When international services resume, IndiGo will have two things in its arsenal — the ETOPS certified A320neo family, which can be deployed on routes such as Singapore and Kuala Lumpur, and a fleet of A321neos that have a longer range than the A320neo.
What will differentiate the airline is its bank balance as compared to its regional peers. Singapore Airlines group has relied on a bailout from the local government and AirAsia is struggling all across, which also led it to sell its stake in the Indian subsidiary. AirAsia’s long-haul arm AirAsia X is on the verge of collapse.
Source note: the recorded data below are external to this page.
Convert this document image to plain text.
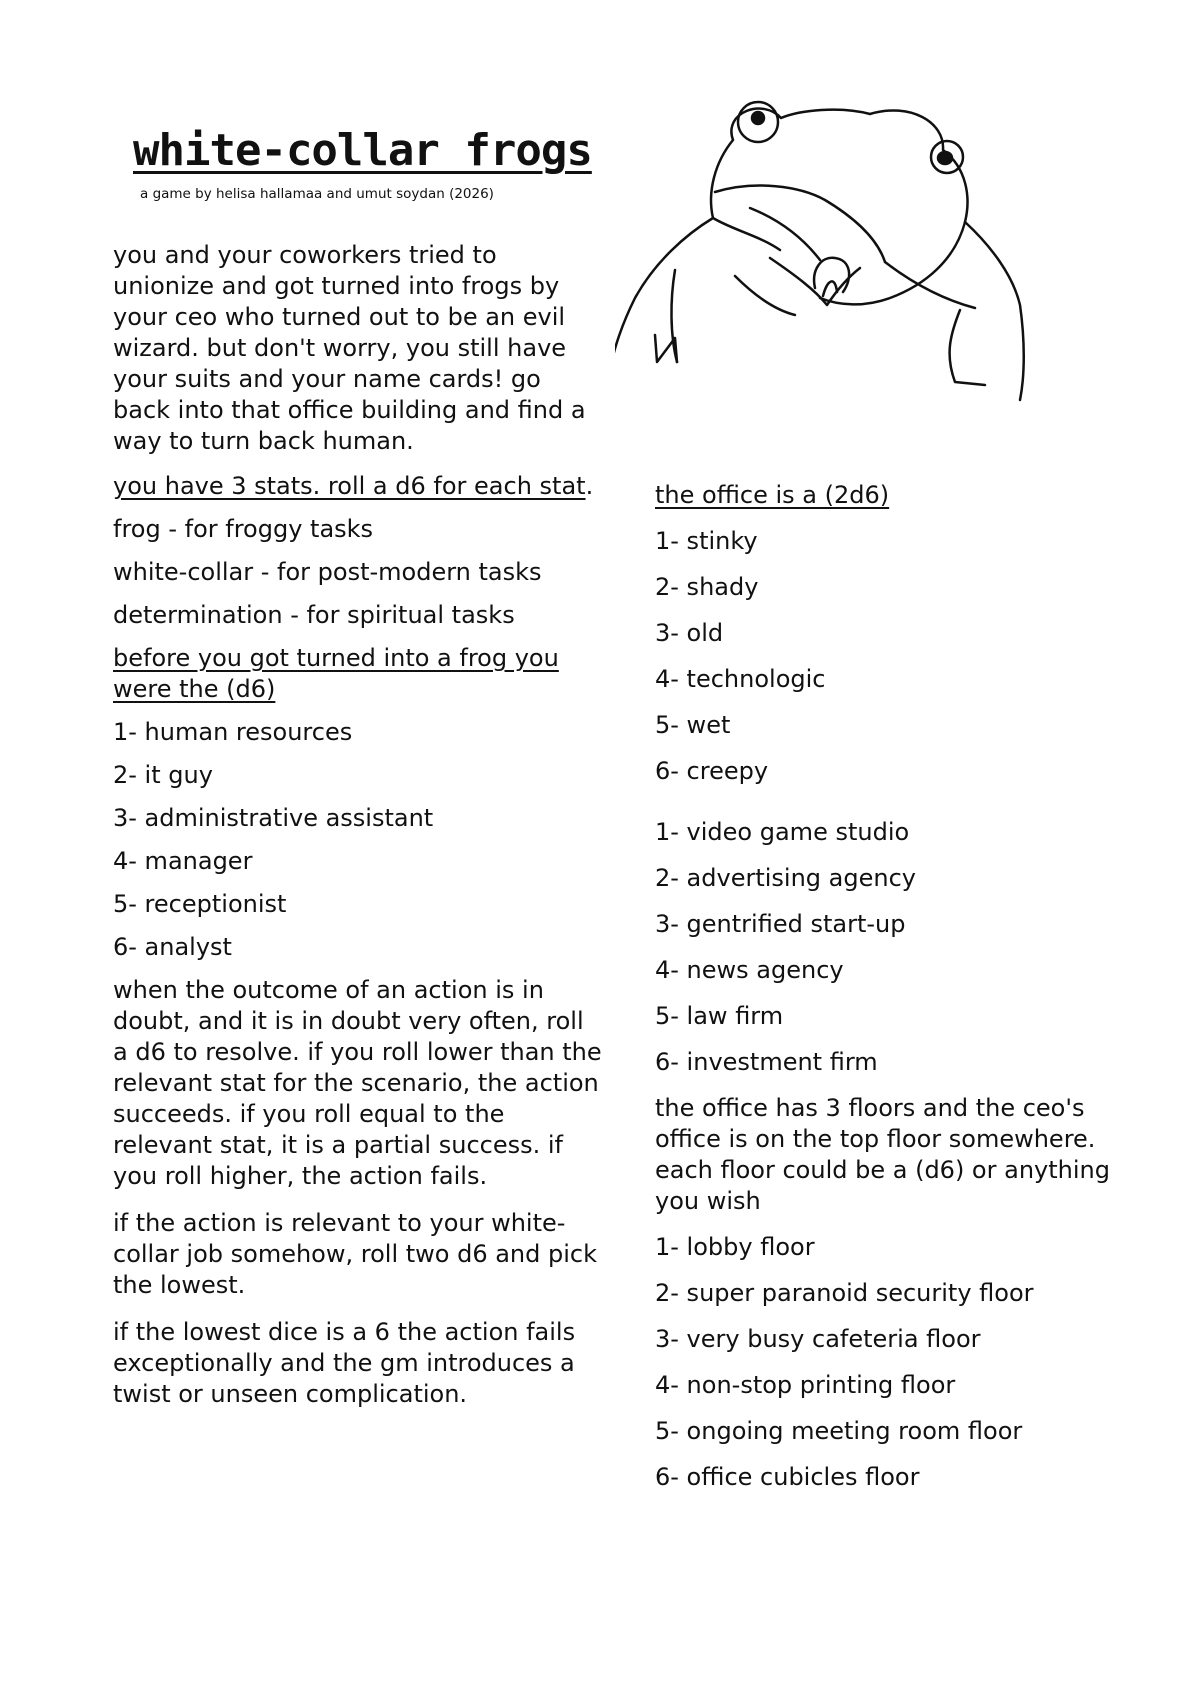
white-collar frogs
a game by helisa hallamaa and umut soydan (2026)

you and your coworkers tried to unionize and got turned into frogs by your ceo who turned out to be an evil wizard. but don't worry, you still have your suits and your name cards! go back into that office building and find a way to turn back human.

you have 3 stats. roll a d6 for each stat.

frog - for froggy tasks

white-collar - for post-modern tasks

determination - for spiritual tasks

before you got turned into a frog you were the (d6)

1- human resources

2- it guy

3- administrative assistant

4- manager

5- receptionist

6- analyst

when the outcome of an action is in doubt, and it is in doubt very often, roll a d6 to resolve. if you roll lower than the relevant stat for the scenario, the action succeeds. if you roll equal to the relevant stat, it is a partial success. if you roll higher, the action fails.

if the action is relevant to your white-collar job somehow, roll two d6 and pick the lowest.

if the lowest dice is a 6 the action fails exceptionally and the gm introduces a twist or unseen complication.

the office is a (2d6)

1- stinky

2- shady

3- old

4- technologic

5- wet

6- creepy

1- video game studio

2- advertising agency

3- gentrified start-up

4- news agency

5- law firm

6- investment firm

the office has 3 floors and the ceo's office is on the top floor somewhere. each floor could be a (d6) or anything you wish

1- lobby floor

2- super paranoid security floor

3- very busy cafeteria floor

4- non-stop printing floor

5- ongoing meeting room floor

6- office cubicles floor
AirAsia X operates flights to Delhi from Kuala Lumpur.
Traditionally, Bangkok, Kuala Lumpur and Singapore have acted as a mix of tourist traffic and transit traffic and the perceived preference to fly non-stop could mean traffic to Australia or the US could be snatched away by Air India and/or American carriers, respectively, and transit traffic to the likes of Vietnam could see IndiGo gain the most as it had launched flights in the market before the lockdown.
With bailout money, airlines may not be in a position to offer cutthroat fares, which IndiGo can, and which will help the airline snatch market share like never before. The only challenge in this hunky dory picture is the airline’s slimline seats and lack of any entertainment or charging ports. As flights become longer, the lack of comfortable seating and ability to charge personal devices could be the game changer.